Interesante, y contundente, la opinión de David
Felipe Arranz (aquí)
sobre la reciente edición del Quijote para jóvenes, patrocinada por la
Academia, a cargo de Arturo Pérez-Reverte. El trabajo, presentado hace unos
días y, creo, de mayoritaria aceptación, intenta acercar la obra de Cervantes a
la juventud. No he leído la versión pero, según me pareció entender al propio
Pérez-Reverte en alguna entrevista, en absoluto se trata de un “Quijote corregido” sino más bien de un “Quijote
abreviado”. No es que se haya adaptado el lenguaje cervantino –no más allá,
supongo, de lo que se hace en otras ediciones contemporáneas- sino que se han
suprimido buen número de pasajes interpolados, como los cuentos, que se apartan
de lo que podemos considerar la acción principal: las aventuras y desventuras
del Caballero de la Triste Figura y su sin par escudero.

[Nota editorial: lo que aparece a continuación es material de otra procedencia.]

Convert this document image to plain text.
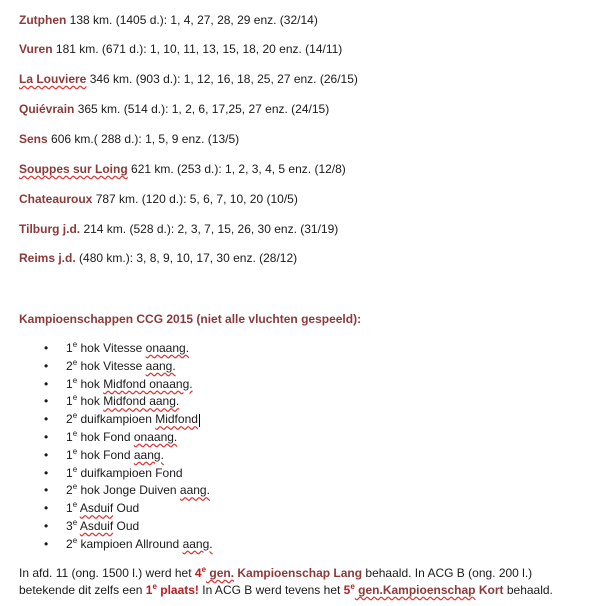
Zutphen 138 km. (1405 d.): 1, 4, 27, 28, 29 enz. (32/14)
Vuren 181 km. (671 d.): 1, 10, 11, 13, 15, 18, 20 enz. (14/11)
La Louviere 346 km. (903 d.): 1, 12, 16, 18, 25, 27 enz. (26/15)
Quiévrain 365 km. (514 d.): 1, 2, 6, 17,25, 27 enz. (24/15)
Sens 606 km.( 288 d.): 1, 5, 9 enz. (13/5)
Souppes sur Loing 621 km. (253 d.): 1, 2, 3, 4, 5 enz. (12/8)
Chateauroux 787 km. (120 d.): 5, 6, 7, 10, 20 (10/5)
Tilburg j.d. 214 km. (528 d.): 2, 3, 7, 15, 26, 30 enz. (31/19)
Reims j.d. (480 km.): 3, 8, 9, 10, 17, 30 enz. (28/12)
Kampioenschappen CCG 2015 (niet alle vluchten gespeeld):
• 1e hok Vitesse onaang.
• 2e hok Vitesse aang.
• 1e hok Midfond onaang.
• 1e hok Midfond aang.
• 2e duifkampioen Midfond
• 1e hok Fond onaang.
• 1e hok Fond aang.
• 1e duifkampioen Fond
• 2e hok Jonge Duiven aang.
• 1e Asduif Oud
• 3e Asduif Oud
• 2e kampioen Allround aang.
In afd. 11 (ong. 1500 l.) werd het 4e gen. Kampioenschap Lang behaald. In ACG B (ong. 200 l.) betekende dit zelfs een 1e plaats! In ACG B werd tevens het 5e gen.Kampioenschap Kort behaald.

A Arranz, esto le parece “una vergüenza”. En
su opinión, el Quijote está escrito en un castellano –cervantino, nunca mejor
dicho- perfectamente asequible y, por tanto, ejercicios como el del académico y
novelista no hacen sino abundar en lo que, al fin y al cabo, no es más que una
política que impulsa un retroceso cultural. Arranz une iniciativas como esta –lo
que tilda de versiones “light”- al proceso de deterioro en la enseñanza de la
literatura, en el que sería un hito la desaparición de las lecturas
obligatorias. El Quijote tal cual hace ya mucho que no figura entre aquello que
nuestros jóvenes escolares debían leer sí o sí, pero parece que otros clásicos
han seguido la misma suerte. No sé si ocurre algo similar en otros países; me
cuesta creer que un italiano pueda acabar la secundaria sin haber leído “Los
Novios” pero, ciertamente, la exigencia del currículo francés de literatura ha
bajado bastante, por lo que me dicen.
Conviene matizar que, según creo, no se
acomete la adaptación del Quijote porque se considere difícil –que imagino que
también- sino, sobre todo, porque los jóvenes lo encuentran, y los adultos lo
corroboran, aburrido. Y quien dice el Quijote dice casi todo lo
anterior a Harry Potter, me temo. No sé si la versión abreviada correrá mejor
suerte, pero parece muy irrealista pretender que alguien con muy pocas o casi
ninguna lectura a las espaldas, digamos a los quince años, acometa el Quijote
con disfrute. A esa edad, si no se dispone ya de las herramientas de acceso a
la cultura superior, concretadas en un hábito de lectura consolidado, dar el
salto se antoja complejo.
Como se ha subrayado múltiples veces –la última,
por Vargas Llosa en su Civilización del Espectáculo- el disfrute del
arte y la cultura (y habría que empezar por matizar qué ha de entenderse por “disfrute”)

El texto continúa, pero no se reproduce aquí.